WP - Illegal-Immigrant Strategy Isn't Inspiring Optimism
Illegal-Immigrant Strategy Isn't Inspiring Optimism
By Marc Fisher
Sunday, July 15, 2007; Page C01
In Cardinal Glen, a young development in Woodbridge where the builder is busy carving the next set of cul-de-sacs out of the rich clay of Prince William County, kids leave their bicycles lying on the driveway all day long and some folks don't bother to lock their doors.
But there's also a house with way too many cars parked outside and way too many people living inside. And then there's a moment like one Craig Vitter suffered in December: Vitter returned from Christmas shopping about 7 in the evening, pulled into his driveway, watched his wife take their daughter inside, and then, while he stayed out on the lawn to have a smoke, a man in a ski mask pulled a pistol on him and got away with about $20 Vitter had in his wallet.
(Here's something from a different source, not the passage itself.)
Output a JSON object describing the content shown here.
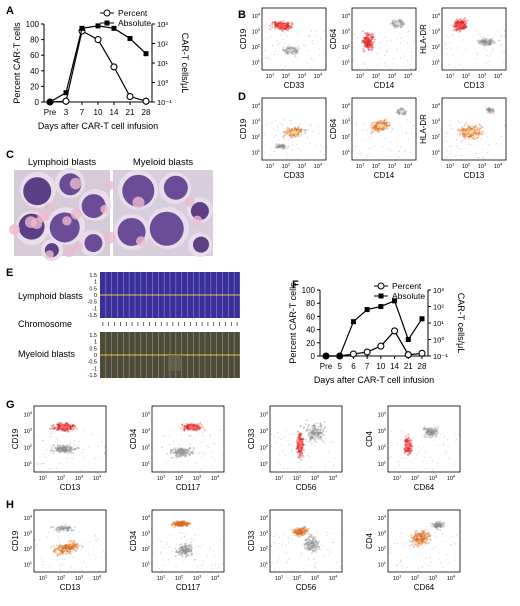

"You wouldn't think there'd be much of that in this neighborhood," said Vitter, 34, a software programmer. "But these are $500,000 houses that become boarding houses, with 10 or 12 cars out front in various states of disrepair. And you see lots of gang graffiti."
So when Prince William supervisors last week ordered county agencies to figure out which services they can deny to illegal immigrants, Vitter was among the many residents who urged them on -- regardless of whether his own assailant was legal.
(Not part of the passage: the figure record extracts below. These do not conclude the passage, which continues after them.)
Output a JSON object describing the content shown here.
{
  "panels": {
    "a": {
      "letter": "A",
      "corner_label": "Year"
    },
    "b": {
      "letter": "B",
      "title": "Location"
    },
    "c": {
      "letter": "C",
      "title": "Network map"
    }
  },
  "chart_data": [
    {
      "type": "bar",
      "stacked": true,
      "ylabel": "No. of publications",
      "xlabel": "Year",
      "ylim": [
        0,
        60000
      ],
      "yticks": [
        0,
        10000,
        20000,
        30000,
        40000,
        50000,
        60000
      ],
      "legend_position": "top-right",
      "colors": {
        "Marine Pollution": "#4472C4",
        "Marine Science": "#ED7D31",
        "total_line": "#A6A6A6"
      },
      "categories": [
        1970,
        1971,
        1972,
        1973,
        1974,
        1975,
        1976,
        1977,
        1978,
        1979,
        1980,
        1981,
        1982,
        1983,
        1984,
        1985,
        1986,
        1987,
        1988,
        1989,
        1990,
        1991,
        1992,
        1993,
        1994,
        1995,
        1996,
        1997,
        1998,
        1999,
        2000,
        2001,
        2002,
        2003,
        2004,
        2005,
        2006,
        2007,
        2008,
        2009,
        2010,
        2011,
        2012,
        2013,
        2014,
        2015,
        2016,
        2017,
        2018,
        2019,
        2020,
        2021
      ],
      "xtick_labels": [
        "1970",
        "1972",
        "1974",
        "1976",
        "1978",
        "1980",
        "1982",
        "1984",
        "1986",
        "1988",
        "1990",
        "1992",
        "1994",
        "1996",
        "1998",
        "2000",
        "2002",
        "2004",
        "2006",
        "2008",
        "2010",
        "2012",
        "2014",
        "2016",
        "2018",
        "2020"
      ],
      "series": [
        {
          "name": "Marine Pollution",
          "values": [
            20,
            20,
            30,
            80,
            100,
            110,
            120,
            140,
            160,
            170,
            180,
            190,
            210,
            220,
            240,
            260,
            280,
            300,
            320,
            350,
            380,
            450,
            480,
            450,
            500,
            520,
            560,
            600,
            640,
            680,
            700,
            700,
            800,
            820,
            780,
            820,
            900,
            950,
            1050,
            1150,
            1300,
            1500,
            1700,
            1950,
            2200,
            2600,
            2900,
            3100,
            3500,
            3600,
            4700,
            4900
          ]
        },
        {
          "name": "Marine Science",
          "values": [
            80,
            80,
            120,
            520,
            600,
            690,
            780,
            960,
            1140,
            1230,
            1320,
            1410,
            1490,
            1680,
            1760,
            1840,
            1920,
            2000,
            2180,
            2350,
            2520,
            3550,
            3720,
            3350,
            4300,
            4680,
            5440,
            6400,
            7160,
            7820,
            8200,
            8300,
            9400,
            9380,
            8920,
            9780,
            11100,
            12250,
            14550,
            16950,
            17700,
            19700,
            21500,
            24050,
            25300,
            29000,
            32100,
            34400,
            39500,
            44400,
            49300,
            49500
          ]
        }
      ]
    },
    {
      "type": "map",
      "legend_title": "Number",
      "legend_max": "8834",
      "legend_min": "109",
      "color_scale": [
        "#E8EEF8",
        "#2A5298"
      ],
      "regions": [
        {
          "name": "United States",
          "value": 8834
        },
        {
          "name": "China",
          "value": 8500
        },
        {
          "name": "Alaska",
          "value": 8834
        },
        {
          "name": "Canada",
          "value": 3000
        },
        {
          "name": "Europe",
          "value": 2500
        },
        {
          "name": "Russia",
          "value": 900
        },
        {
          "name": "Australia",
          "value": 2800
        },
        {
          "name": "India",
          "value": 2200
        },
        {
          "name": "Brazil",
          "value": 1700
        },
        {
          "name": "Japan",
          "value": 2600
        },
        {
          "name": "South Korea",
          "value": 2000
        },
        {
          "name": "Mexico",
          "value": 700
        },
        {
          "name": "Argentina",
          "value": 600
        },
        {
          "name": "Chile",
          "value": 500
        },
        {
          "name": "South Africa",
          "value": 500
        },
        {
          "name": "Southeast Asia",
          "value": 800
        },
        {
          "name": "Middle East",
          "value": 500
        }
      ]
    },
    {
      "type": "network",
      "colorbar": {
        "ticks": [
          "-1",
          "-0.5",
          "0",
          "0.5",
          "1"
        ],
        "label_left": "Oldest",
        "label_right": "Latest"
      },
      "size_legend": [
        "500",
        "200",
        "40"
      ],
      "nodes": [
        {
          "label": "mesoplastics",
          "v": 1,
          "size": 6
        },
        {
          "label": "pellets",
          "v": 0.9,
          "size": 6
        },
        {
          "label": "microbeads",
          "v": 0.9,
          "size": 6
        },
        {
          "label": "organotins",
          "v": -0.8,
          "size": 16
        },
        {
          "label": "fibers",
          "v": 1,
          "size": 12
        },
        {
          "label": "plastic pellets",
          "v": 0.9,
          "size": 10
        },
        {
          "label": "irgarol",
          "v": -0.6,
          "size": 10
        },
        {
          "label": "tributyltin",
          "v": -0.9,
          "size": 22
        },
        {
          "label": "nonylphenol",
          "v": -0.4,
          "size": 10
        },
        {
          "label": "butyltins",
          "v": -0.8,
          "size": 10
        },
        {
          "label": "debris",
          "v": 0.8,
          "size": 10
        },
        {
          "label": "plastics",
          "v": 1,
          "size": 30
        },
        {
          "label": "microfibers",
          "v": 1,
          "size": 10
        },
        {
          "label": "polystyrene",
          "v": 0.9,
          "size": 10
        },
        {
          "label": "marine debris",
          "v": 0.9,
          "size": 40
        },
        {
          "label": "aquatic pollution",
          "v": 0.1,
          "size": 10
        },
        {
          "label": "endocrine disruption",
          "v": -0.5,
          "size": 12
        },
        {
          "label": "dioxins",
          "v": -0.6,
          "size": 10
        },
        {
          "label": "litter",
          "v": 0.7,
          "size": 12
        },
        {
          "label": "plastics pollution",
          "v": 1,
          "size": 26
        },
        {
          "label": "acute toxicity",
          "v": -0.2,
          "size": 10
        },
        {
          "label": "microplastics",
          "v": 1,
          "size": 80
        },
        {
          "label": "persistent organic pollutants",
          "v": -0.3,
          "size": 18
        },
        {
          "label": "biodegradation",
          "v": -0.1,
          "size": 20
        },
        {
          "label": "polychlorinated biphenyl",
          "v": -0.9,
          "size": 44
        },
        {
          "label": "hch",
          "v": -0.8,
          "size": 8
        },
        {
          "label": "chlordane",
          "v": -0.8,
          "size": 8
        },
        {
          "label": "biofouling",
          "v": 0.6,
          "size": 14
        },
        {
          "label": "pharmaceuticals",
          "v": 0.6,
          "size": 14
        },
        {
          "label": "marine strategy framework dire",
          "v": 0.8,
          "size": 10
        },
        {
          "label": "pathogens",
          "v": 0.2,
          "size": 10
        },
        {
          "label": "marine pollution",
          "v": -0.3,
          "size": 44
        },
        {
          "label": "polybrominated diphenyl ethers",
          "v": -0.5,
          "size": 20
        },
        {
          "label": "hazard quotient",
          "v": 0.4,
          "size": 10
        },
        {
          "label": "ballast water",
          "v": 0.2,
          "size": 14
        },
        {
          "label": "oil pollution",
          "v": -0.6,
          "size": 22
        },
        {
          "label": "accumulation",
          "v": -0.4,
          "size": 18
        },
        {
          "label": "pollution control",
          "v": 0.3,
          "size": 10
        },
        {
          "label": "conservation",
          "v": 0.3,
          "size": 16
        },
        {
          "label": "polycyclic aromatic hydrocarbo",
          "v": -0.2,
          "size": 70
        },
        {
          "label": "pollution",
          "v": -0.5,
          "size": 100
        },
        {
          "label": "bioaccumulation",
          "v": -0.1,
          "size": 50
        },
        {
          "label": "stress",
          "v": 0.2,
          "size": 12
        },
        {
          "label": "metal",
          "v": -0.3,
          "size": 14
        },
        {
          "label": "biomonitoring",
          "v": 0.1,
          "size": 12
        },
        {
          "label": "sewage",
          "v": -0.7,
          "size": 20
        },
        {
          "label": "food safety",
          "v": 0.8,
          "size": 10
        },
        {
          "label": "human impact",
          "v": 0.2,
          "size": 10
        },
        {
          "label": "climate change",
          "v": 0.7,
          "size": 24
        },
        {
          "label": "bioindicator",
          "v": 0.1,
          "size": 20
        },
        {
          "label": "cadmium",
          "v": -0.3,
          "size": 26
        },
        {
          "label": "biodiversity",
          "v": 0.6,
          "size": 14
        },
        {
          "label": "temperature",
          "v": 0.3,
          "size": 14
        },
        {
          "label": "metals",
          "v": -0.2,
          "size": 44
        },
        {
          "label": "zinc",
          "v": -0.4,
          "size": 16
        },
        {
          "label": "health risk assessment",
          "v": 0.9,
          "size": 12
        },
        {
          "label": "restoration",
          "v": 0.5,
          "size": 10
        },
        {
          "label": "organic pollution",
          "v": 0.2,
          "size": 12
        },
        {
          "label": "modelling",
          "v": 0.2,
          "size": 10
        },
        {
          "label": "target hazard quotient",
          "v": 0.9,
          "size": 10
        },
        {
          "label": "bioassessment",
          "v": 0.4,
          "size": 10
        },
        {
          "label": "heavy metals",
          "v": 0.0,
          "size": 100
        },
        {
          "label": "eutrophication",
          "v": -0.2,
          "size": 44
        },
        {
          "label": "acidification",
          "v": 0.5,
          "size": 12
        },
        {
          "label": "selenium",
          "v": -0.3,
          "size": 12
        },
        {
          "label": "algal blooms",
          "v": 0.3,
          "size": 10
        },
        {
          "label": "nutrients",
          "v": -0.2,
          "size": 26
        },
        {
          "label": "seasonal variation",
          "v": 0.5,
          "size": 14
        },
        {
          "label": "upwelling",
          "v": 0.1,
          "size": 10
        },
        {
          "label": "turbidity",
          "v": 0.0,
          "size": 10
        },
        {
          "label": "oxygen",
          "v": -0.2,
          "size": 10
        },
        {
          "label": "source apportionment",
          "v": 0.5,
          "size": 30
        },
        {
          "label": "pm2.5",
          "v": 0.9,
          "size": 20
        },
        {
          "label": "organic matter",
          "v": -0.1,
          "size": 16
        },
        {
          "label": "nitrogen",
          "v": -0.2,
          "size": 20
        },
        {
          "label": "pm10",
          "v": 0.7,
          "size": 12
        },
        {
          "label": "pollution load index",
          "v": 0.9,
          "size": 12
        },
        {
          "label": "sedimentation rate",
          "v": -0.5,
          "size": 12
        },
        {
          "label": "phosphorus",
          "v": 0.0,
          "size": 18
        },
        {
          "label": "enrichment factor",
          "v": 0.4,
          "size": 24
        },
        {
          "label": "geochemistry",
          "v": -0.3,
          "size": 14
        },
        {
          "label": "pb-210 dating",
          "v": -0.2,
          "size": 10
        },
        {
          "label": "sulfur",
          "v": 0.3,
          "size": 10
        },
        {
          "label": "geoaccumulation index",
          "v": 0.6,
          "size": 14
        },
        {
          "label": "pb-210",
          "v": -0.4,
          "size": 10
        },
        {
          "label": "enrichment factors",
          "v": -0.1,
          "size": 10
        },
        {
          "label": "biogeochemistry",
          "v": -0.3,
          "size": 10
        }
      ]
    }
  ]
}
"Illegal immigration is a crime and it is a crime that begets more crime," he wrote to county supervisors. (The county's overall crime rate has decreased steadily in recent years, but juvenile arrests are way up, and so are street robberies. There are enough facts out there for everyone.)
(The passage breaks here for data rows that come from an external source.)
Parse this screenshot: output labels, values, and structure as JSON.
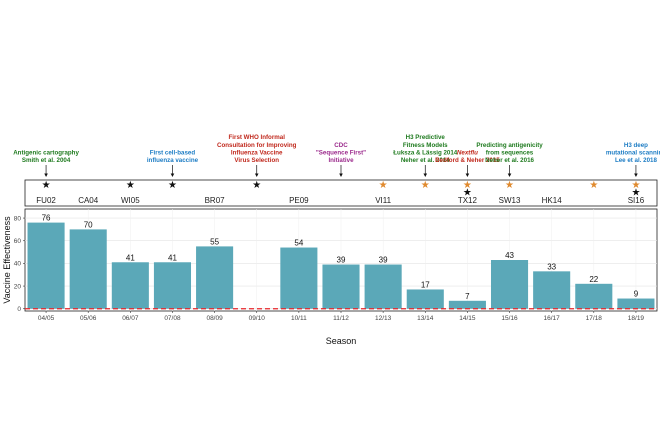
{
  "annotations": [
    {
      "id": "antigenic-cartography",
      "lines": [
        "Antigenic cartography",
        "Smith et al. 2004"
      ],
      "color": "#1e7a1e",
      "italic_first": false,
      "season_index": 0
    },
    {
      "id": "cell-based-vaccine",
      "lines": [
        "First cell-based",
        "influenza vaccine"
      ],
      "color": "#1c7cc4",
      "italic_first": false,
      "season_index": 3
    },
    {
      "id": "who-consultation",
      "lines": [
        "First WHO Informal",
        "Consultation for Improving",
        "Influenza Vaccine",
        "Virus Selection"
      ],
      "color": "#c0281c",
      "italic_first": false,
      "season_index": 5
    },
    {
      "id": "cdc-sequence-first",
      "lines": [
        "CDC",
        "\"Sequence First\"",
        "Initiative"
      ],
      "color": "#9b2a8c",
      "italic_first": false,
      "season_index": 7
    },
    {
      "id": "h3-predictive",
      "lines": [
        "H3 Predictive",
        "Fitness Models",
        "Łuksza & Lässig 2014",
        "Neher et al. 2014"
      ],
      "color": "#1e7a1e",
      "italic_first": false,
      "season_index": 9
    },
    {
      "id": "nextflu",
      "lines": [
        "Nextflu",
        "Bedford & Neher 2015"
      ],
      "color": "#c0281c",
      "italic_first": true,
      "season_index": 10
    },
    {
      "id": "predicting-antigenicity",
      "lines": [
        "Predicting antigenicity",
        "from sequences",
        "Neher et al. 2016"
      ],
      "color": "#1e7a1e",
      "italic_first": false,
      "season_index": 11
    },
    {
      "id": "h3-deep-scanning",
      "lines": [
        "H3 deep",
        "mutational scanning",
        "Lee et al. 2018"
      ],
      "color": "#1c7cc4",
      "italic_first": false,
      "season_index": 14
    }
  ],
  "strains": [
    {
      "label": "FU02",
      "position": 0
    },
    {
      "label": "CA04",
      "position": 1
    },
    {
      "label": "WI05",
      "position": 2
    },
    {
      "label": "BR07",
      "position": 4
    },
    {
      "label": "PE09",
      "position": 6
    },
    {
      "label": "VI11",
      "position": 8
    },
    {
      "label": "TX12",
      "position": 10
    },
    {
      "label": "SW13",
      "position": 11
    },
    {
      "label": "HK14",
      "position": 12
    },
    {
      "label": "SI16",
      "position": 14
    }
  ],
  "stars": [
    {
      "position": 0,
      "color": "#111111"
    },
    {
      "position": 2,
      "color": "#111111"
    },
    {
      "position": 3,
      "color": "#111111"
    },
    {
      "position": 5,
      "color": "#111111"
    },
    {
      "position": 8,
      "color": "#e08a2e"
    },
    {
      "position": 9,
      "color": "#e08a2e"
    },
    {
      "position": 10,
      "color": "#e08a2e"
    },
    {
      "position": 10,
      "color": "#111111"
    },
    {
      "position": 11,
      "color": "#e08a2e"
    },
    {
      "position": 13,
      "color": "#e08a2e"
    },
    {
      "position": 14,
      "color": "#e08a2e"
    },
    {
      "position": 14,
      "color": "#111111"
    }
  ],
  "chart_data": {
    "type": "bar",
    "categories": [
      "04/05",
      "05/06",
      "06/07",
      "07/08",
      "08/09",
      "09/10",
      "10/11",
      "11/12",
      "12/13",
      "13/14",
      "14/15",
      "15/16",
      "16/17",
      "17/18",
      "18/19"
    ],
    "values": [
      76,
      70,
      41,
      41,
      55,
      null,
      54,
      39,
      39,
      17,
      7,
      43,
      33,
      22,
      9
    ],
    "value_labels": [
      "76",
      "70",
      "41",
      "41",
      "55",
      "",
      "54",
      "39",
      "39",
      "17",
      "7",
      "43",
      "33",
      "22",
      "9"
    ],
    "xlabel": "Season",
    "ylabel": "Vaccine Effectiveness",
    "ylim": [
      -2,
      88
    ],
    "yticks": [
      "0",
      "20",
      "40",
      "60",
      "80"
    ],
    "reference_line": {
      "y": 0,
      "style": "dashed",
      "color": "#e8262a"
    },
    "grid": true,
    "bar_color": "#5ba8b8"
  }
}
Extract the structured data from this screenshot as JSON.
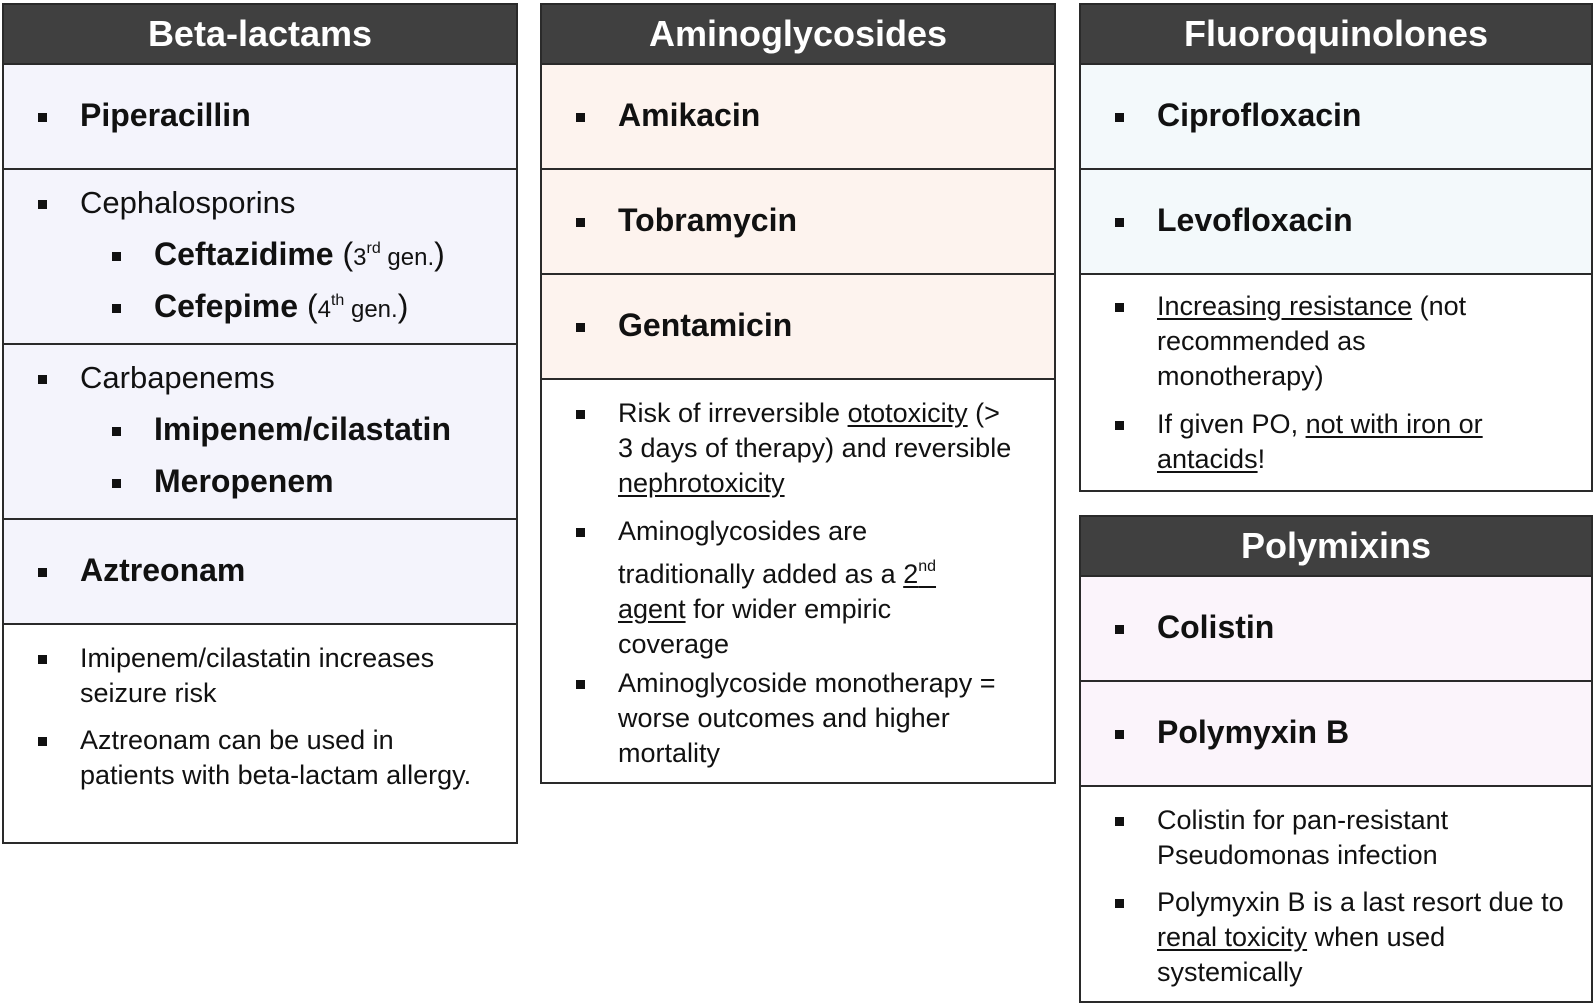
{
  "beta": {
    "title": "Beta-lactams",
    "piperacillin": "Piperacillin",
    "cephalosporins": "Cephalosporins",
    "ceftazidime": "Ceftazidime",
    "ceftazidime_gen_num": "3",
    "ceftazidime_gen_sup": "rd",
    "cefepime": "Cefepime",
    "cefepime_gen_num": "4",
    "cefepime_gen_sup": "th",
    "gen_word": " gen.",
    "carbapenems": "Carbapenems",
    "imipenem": "Imipenem/cilastatin",
    "meropenem": "Meropenem",
    "aztreonam": "Aztreonam",
    "note1": "Imipenem/cilastatin increases seizure risk",
    "note2": "Aztreonam can be used in patients with beta-lactam allergy."
  },
  "amino": {
    "title": "Aminoglycosides",
    "items": [
      "Amikacin",
      "Tobramycin",
      "Gentamicin"
    ],
    "note1_a": "Risk of irreversible ",
    "note1_u1": "ototoxicity",
    "note1_b": " (> 3 days of therapy) and reversible ",
    "note1_u2": "nephrotoxicity",
    "note2_a": "Aminoglycosides are traditionally added as a ",
    "note2_u_num": "2",
    "note2_u_sup": "nd",
    "note2_u_rest": " agent",
    "note2_b": " for wider empiric coverage",
    "note3": "Aminoglycoside monotherapy = worse outcomes and higher mortality"
  },
  "fluoro": {
    "title": "Fluoroquinolones",
    "items": [
      "Ciprofloxacin",
      "Levofloxacin"
    ],
    "note1_u": "Increasing resistance",
    "note1_b": " (not recommended as monotherapy)",
    "note2_a": "If given PO, ",
    "note2_u": "not with iron or antacids",
    "note2_b": "!"
  },
  "poly": {
    "title": "Polymixins",
    "items": [
      "Colistin",
      "Polymyxin B"
    ],
    "note1": "Colistin for pan-resistant Pseudomonas infection",
    "note2_a": "Polymyxin B is a last resort due to ",
    "note2_u": "renal toxicity",
    "note2_b": " when used systemically"
  },
  "colors": {
    "header_bg": "#404040",
    "beta_bg": "#f4f4fc",
    "amino_bg": "#fdf3ee",
    "fluoro_bg": "#f3f9fb",
    "poly_bg": "#fbf4fb"
  }
}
Things have gotten to the point where Vitter -- who grew up in Fairfax and moved to Prince William in search of the holy grail of affordable housing in a place with good schools -- has thought of leaving, though he doesn't know where he'd go.
On the fringes of the debate over illegal immigration, the loudest voices cry out for drastic action. On the right, the shouts are for Lou Dobbsian measures: massive deportations, a big fence on the border, random inspections like you see in World War II movies -- "Your papers, please!" On the left, the reply is equally hysterical: Children will be deprived of schooling, families will go without medical care, police will run amok.
But here's the thing about most of the people I talked to as I wandered the county the other day. They're upset about the changes in the place they chose to live, yet they are under no illusion that anything politicians can or would do will make much of a difference.
Middle-class people moved to Prince William because it was a rare patch of relative affordability in a metropolitan area where housing prices are stratospheric. They saw the county as a place where families of modest means could still find a house, a decent yard and good schools. And now they find themselves suffering from many of the problems that plague places they would not choose to live in -- crime, crowding, people who don't speak English and don't know the rules.
"This is the land of opportunity, but they're supposed to abide by our rules," said Ned Natale, a retired federal worker who has lived in Prince William since 1967. He supports the county's new effort to crack down on illegal immigrants but says the simple fact is that deportations in any significant numbers are "just never going to happen."
Vitter wrote in favor of the crackdown on his blog, Craig's Musings, but when I asked what the county's effort to identify illegal immigrants and report them to federal authorities would accomplish, he replied: "Very little. All the county can do is make illegals feel less at home here, which isn't necessarily a good or bad thing."
Like most people I spoke to in Dale City and Woodbridge, Vitter faulted both those who view illegal immigrants as the root of their own problems and those who prefer to do nothing while illegal immigration strains county services.
"If I were in a poor Central American country and had no economic prospects, I would probably try like hell to get over the border to the United States," he said. "And I'm a parent and I know these children in our schools didn't choose to have parents who are illegal immigrants. They need to be educated, and they need medical care. The problem is, who's paying the taxes to support these children?
"I came to this county with the understanding that the schools here would be as excellent as the Fairfax schools, and now I don't know if that's going to be the case."
LaShawn Hayes, who moved to the county from New York City seven years ago, sees the graffiti and the gangs and knows something must be done. Yet she worries about giving the police expanded powers to check immigrants' status.
"I'm a U.S. citizen and I'm African American, but I do look Hispanic," she said, "and they could stop me for that, and I would be offended. I don't know -- I go up and down on the whole issue."
People know there's a problem, and they want something done. But they don't think much is likely to change, and they know our economy depends heavily on illegal immigrants and they don't want to be seen as racists. And they want the rules to be enforced. They're conflicted.
Just like the politicians in Washington.